Oversized tablets have been a fixture in the news with increasing frequency of late, which suggests a growing breakdown in good manufacturing practices (GMP). Last year it was the double-dose digoxin debacle, where oversized heart pills were proving to be a serious risk to heart patients.
The manufacturer involved in that issue later had to recall all of its generic products manufactured at a single production facility, for the same problem. The US Food and Drug Administration (FDA) had previously inspected the facility and had warned the manufacturer of problems with their manufacturing, and quality control practices. While the manufacturer had promised that reforms would be made, problems continued resulting in an eventual, massive recall of product.

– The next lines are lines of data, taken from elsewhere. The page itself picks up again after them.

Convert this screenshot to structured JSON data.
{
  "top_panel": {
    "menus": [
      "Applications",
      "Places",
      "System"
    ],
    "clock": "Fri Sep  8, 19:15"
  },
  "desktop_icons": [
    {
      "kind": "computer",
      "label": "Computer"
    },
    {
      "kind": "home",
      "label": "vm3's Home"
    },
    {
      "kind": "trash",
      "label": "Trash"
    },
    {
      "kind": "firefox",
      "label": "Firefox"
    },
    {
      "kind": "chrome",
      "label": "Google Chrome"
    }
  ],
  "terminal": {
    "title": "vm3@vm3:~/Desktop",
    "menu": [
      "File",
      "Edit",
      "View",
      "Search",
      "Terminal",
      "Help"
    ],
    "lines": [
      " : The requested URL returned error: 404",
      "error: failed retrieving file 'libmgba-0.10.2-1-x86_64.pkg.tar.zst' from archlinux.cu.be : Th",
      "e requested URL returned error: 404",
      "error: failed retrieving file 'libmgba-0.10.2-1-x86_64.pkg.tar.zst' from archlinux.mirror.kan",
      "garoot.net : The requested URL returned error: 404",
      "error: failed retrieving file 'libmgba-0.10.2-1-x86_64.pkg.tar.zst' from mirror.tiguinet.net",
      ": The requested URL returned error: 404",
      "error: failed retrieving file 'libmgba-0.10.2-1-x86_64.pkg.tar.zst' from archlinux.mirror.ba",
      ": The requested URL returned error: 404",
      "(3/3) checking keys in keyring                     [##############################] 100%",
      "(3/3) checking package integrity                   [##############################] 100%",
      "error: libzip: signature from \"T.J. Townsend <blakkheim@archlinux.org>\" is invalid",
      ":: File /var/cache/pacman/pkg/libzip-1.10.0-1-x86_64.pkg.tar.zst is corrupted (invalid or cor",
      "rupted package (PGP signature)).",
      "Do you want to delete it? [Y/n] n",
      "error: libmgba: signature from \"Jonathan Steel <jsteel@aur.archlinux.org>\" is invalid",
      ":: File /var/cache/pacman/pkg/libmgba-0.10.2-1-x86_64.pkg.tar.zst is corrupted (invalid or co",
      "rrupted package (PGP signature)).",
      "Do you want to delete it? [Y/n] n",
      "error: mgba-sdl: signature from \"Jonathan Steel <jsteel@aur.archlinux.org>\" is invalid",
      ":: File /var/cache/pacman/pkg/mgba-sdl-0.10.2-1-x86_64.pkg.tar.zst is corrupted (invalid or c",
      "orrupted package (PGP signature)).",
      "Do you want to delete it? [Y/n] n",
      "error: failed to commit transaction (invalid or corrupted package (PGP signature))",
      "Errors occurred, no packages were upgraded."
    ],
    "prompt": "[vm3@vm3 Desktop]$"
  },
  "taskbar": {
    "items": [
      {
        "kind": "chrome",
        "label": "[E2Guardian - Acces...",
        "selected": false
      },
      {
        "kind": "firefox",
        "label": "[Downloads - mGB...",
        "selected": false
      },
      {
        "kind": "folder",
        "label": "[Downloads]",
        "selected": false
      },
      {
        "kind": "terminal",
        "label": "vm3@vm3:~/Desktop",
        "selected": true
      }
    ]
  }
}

Then in the fall, Ethex Corporation issued its own voluntary recall of five generic drugs due to the potential for oversized tablets:
Propafenone HCl Tablets - 150 mg, 225 mg, and 300 mg
Isosorbide Mononitrate Extended Release Tablets – 30 mg and 60 mg
Morphine Sulfate Extended Release Tablets - 15 mg
Morphine Sulfate Immediate Release Tablets - 15 mg and 30 mg
Dextroamphetamine Sulfate Tablets - 10 mg
And now, this. There is no word as to the FDA's reaction to this latest recall, although the federal drug agency has been notified (as of December 19th) and would of course be keeping tabs on the situation. The manufacturer has indicated that it is keeping the FDA informed with regard to ongoing developments.
There is no word on what the FDA may be considering, given this is the second recall by Ethex Corporation in as many months, and for the same problem—the potential for oversized tablets. It could be assumed that the FDA would be looking into the manufacturing practices of the company, but that has not been stated. For now, it appears that Ethex is conducting its own investigation, and will keep the FDA informed.
READ MORE ETHEX LEGAL NEWS
It is not beyond the reasonable expectation of the consumer to assume a product is of the finest quality, especially if it is a medical drug ingested, and depended upon for maintaining good health. Further to that, the possibility that a manufacturing process could sufficiently break down to allow two, single-dose tablets to be mashed together in the manufacturing process—and therefore posing a health risk to the consumer—is beyond comprehension. Where is the inspection? Where is the quality control? Where is the failsafe?
Questions that the manufacturer, the FDA and the consumer all have to ask. The latter, if harmed in any way, may opt to have his, or her questions asked on their behalf by qualified legal counsel.